Arkansas forward Bobby Portis showed why he was the SEC Player of the Year and a likely first-round pick in the 2015 NBA Draft, scoring 26 points and grabbing 11 rebounds while altering several shots and making life miserable for UT’s undersized front line, especially early. “The biggest thing is he’s just so, so strong and so athletic,” said coach Donnie Tyndall. “A lot of times they just play over the top of us. We were in decent position, but they throw it a little bit higher than we could go get it and he makes plays on balls. “He’s got great hands. His second jump is incredible. Probably four or five, six of his points came on offensive rebounds where we didn’t block him out.”

3. Poor first half too much to overcome

The Vols have been no strangers to slumps on the offensive end, and also haven’t been intimidated by opponents building large leads this year, but the hole they dug on Friday was simply too much to overcome. The Vols shot just 16 percent from the field through the first 20 minutes of the game and went into the break trailing 45-25.

“We have had a few halves like that this year, believe it or not,” Tyndall said. “We really struggled at the offensive end of the floor where we just don’t have that true post player to throw it to and alleviate some pressure from our perimeter. But the biggest thing were the turnovers. That’s what bothered me the most. We weren’t aggressive probably the first 10 minutes of the half. We settled for some jump shots…But that first half was rough, no question about it.”

4. Vols show resiliency down the stretch

Nobody in orange was pleased with the final result, but the second half was somewhat of a microcosm of the entire season. The odds were against Tennessee. The Vols were outmatched by a physically superior team with more talent, size and depth.

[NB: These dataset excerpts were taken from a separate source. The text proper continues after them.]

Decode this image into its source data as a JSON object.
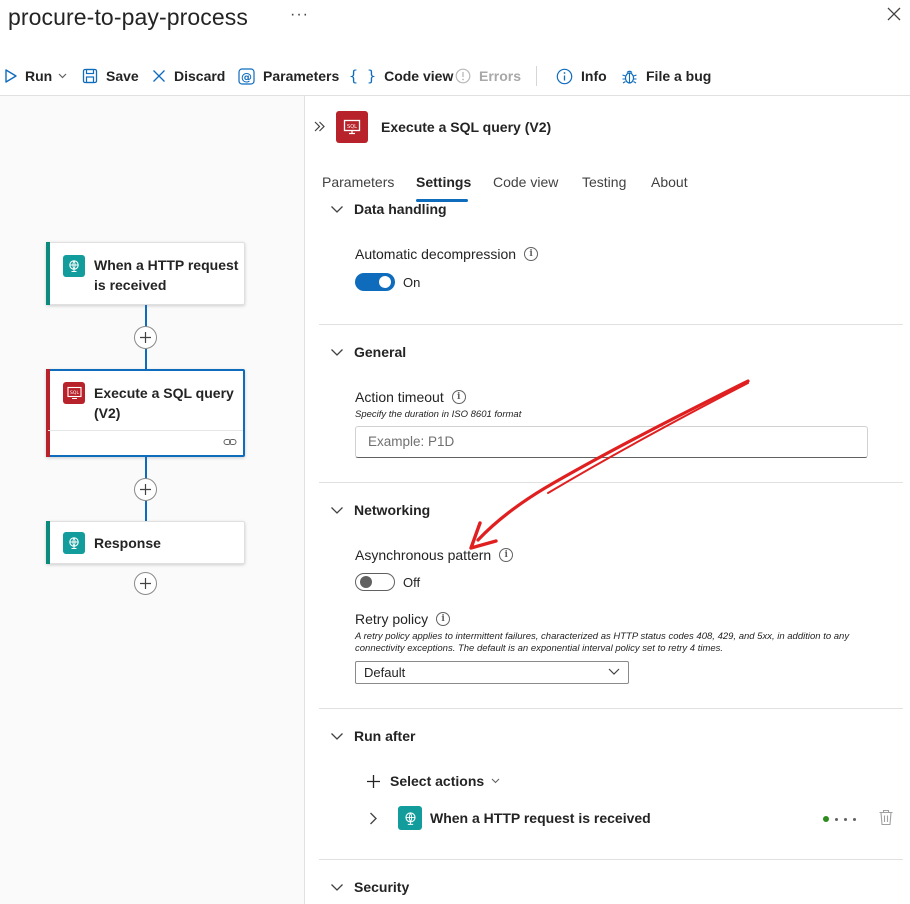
{
  "window": {
    "title": "procure-to-pay-process",
    "more_label": "···"
  },
  "toolbar": {
    "run": "Run",
    "save": "Save",
    "discard": "Discard",
    "parameters": "Parameters",
    "code_view": "Code view",
    "errors": "Errors",
    "info": "Info",
    "file_bug": "File a bug"
  },
  "canvas": {
    "nodes": [
      {
        "label": "When a HTTP request is received",
        "line1": "When a HTTP request",
        "line2": "is received",
        "accent": "#0c8a7e",
        "icon": "http-request-icon"
      },
      {
        "label": "Execute a SQL query (V2)",
        "line1": "Execute a SQL query",
        "line2": "(V2)",
        "accent": "#b8222a",
        "icon": "sql-icon",
        "selected": true
      },
      {
        "label": "Response",
        "line1": "Response",
        "accent": "#0c8a7e",
        "icon": "http-response-icon"
      }
    ]
  },
  "panel": {
    "title": "Execute a SQL query (V2)",
    "tabs": [
      "Parameters",
      "Settings",
      "Code view",
      "Testing",
      "About"
    ],
    "active_tab": "Settings",
    "sections": {
      "data_handling": {
        "title": "Data handling",
        "auto_decompression_label": "Automatic decompression",
        "auto_decompression_value": "On"
      },
      "general": {
        "title": "General",
        "timeout_label": "Action timeout",
        "timeout_hint": "Specify the duration in ISO 8601 format",
        "timeout_placeholder": "Example: P1D"
      },
      "networking": {
        "title": "Networking",
        "async_label": "Asynchronous pattern",
        "async_value": "Off",
        "retry_label": "Retry policy",
        "retry_hint_line1": "A retry policy applies to intermittent failures, characterized as HTTP status codes 408, 429, and 5xx, in addition to any",
        "retry_hint_line2": "connectivity exceptions. The default is an exponential interval policy set to retry 4 times.",
        "retry_value": "Default"
      },
      "run_after": {
        "title": "Run after",
        "select_actions": "Select actions",
        "item": "When a HTTP request is received"
      },
      "security": {
        "title": "Security"
      }
    }
  },
  "colors": {
    "accent_blue": "#0f6cbd",
    "sql_red": "#b8222a",
    "http_teal": "#139c9c",
    "annotation_red": "#e02020",
    "success_green": "#2e8b1e"
  }
}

But they battled and made it interesting – getting the game to within two possessions in the final minutes on multiple occasions before the Razorbacks pulled away for the win.

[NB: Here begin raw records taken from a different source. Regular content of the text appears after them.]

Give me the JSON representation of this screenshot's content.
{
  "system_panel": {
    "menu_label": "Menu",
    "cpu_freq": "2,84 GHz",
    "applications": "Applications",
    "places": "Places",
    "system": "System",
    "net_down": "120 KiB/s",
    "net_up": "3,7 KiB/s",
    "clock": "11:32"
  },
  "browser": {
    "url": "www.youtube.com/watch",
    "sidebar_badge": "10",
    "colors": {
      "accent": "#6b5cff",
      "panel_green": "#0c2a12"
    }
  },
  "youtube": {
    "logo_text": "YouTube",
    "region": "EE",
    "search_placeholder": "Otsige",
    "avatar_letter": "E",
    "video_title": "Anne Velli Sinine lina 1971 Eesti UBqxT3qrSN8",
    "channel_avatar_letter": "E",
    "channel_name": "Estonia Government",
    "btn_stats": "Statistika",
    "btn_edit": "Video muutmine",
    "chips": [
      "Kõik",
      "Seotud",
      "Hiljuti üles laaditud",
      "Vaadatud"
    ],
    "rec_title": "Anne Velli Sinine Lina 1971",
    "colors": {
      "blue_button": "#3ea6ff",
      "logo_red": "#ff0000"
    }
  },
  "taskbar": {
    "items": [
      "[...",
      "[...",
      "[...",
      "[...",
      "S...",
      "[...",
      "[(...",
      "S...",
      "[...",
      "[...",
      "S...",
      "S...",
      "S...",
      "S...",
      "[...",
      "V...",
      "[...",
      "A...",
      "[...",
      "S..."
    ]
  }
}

“I’m proud of my guys,” Tyndall said. “They competed like they have all year long for 40 minutes. If we could have just started the game a little bit better, maybe it’s a different story. But give Arkansas credit for that.”

5. Vols likely done for the season

Tennessee (16-16) likely played its last game of the year with the loss putting them out realistic NIT contention. Two lesser tournaments – the CIT or CBI – could be in play, but Tyndall hinted that those won’t be in the Vols’ future in all likelihood. “Well, that would be something I would discuss with my athletic director, [Dave] Hart and Jon Gilbert,” Tyndall said of his postseason options. “It would probably be no postseason unless it happened to be the NIT and if we’re still in the mix there or not. If we were to get an invitation there, I believe we certainly would do that. And the other two would be up for discussion, although I would lean towards saying we probably would not play in either of those two [CIT or CBI].”

It would mark the first time UT hasn’t played in a postseason tournament since the 2004-05 season.